Luckily, I knew of my adoption, but I can tell you I was still very angry to have received such a letter with little thought of the emotion consequences it carried.
I did go on to allow contact with my birth mother. We spent over twenty years contacting one another until such time it became strained, leaving me with the sense she thought I owed her something. It was no longer a healthy relationship and our contact ended abruptly.
Now, in 2013, adoptees face similar consequences and I wonder how that will help those taking this new opportunity on.
Yes, I understand that an adult adoptee can take steps to stop any contact if that's what they want, but then the birth (natural) parents face another blow knowing their adult adoptee wants nothing to do with them.
What if both parties agree on contact - regardless whether it is physical or through correspondence and it turns ugly - what have they achieved, another negative to add to this whole charade.
What if the natural parent begins stalking the adoptee?

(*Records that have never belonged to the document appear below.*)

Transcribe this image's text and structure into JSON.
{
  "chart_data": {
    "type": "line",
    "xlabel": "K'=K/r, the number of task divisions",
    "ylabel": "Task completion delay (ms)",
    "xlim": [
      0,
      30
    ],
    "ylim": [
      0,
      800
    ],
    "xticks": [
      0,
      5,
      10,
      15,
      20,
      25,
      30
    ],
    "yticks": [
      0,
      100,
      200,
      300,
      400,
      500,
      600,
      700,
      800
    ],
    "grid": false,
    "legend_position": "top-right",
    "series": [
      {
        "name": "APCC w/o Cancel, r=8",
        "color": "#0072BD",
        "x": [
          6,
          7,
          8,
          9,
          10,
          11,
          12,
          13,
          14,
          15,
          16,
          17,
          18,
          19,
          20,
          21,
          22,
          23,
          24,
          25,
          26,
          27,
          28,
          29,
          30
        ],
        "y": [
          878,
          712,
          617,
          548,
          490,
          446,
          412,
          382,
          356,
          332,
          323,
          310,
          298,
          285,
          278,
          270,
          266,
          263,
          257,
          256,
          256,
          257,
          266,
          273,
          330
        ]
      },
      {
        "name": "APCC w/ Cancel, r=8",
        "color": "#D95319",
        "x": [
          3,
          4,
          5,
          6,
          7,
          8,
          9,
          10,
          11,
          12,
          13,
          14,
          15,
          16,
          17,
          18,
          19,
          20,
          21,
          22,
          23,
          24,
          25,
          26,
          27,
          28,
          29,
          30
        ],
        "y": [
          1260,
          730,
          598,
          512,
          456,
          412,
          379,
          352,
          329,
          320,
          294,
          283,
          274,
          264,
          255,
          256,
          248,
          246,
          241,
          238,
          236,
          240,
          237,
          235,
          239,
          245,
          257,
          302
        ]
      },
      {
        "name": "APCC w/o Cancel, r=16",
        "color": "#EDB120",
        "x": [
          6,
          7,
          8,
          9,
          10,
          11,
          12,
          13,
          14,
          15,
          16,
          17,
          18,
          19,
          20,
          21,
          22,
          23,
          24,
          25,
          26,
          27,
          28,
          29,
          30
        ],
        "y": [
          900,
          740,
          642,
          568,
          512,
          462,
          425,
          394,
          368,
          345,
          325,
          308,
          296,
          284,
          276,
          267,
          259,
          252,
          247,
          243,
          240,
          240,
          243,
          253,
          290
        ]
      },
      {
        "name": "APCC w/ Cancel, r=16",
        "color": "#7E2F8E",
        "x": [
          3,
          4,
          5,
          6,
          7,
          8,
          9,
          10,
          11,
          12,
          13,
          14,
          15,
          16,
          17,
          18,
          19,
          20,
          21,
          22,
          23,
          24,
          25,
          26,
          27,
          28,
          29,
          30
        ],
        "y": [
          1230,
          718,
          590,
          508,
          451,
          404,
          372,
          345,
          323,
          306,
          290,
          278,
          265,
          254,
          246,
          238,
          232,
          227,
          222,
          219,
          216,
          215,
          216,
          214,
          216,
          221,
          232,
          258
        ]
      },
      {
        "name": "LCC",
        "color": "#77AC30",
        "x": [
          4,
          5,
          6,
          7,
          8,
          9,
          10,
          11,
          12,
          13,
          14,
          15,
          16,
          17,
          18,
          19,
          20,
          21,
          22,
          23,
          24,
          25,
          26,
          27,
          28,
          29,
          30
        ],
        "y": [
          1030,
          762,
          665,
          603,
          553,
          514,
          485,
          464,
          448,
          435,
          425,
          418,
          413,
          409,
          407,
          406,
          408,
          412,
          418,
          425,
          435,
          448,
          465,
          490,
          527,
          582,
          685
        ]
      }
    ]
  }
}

Who is going to govern that? Has that even been taken into consideration? Too many stones left unturned in my opinion.
Oh I hear you, what if it all turns out great, they got the opportunity to meet one another, to learn about one another - that would be great, yes. But statistics tell us that most reunions don't last; they become strained or at some point one party doesn't want to continue, there's a breakdown - so again another blow.
I do remain hopeful that through this decision in providing identifying information to natural parents they quite possibly may gain positive outcomes, perhaps enough to help heal some of the pain they have experienced, as long as it is done with respect for the other party/ies involved.
I don't believe there will ever be a solution to how past adoption practices have impacted on those lives affected; regardless of changing the Act in order to right past wrongs.
Sorry no comments allowed as this is such a diverse topic.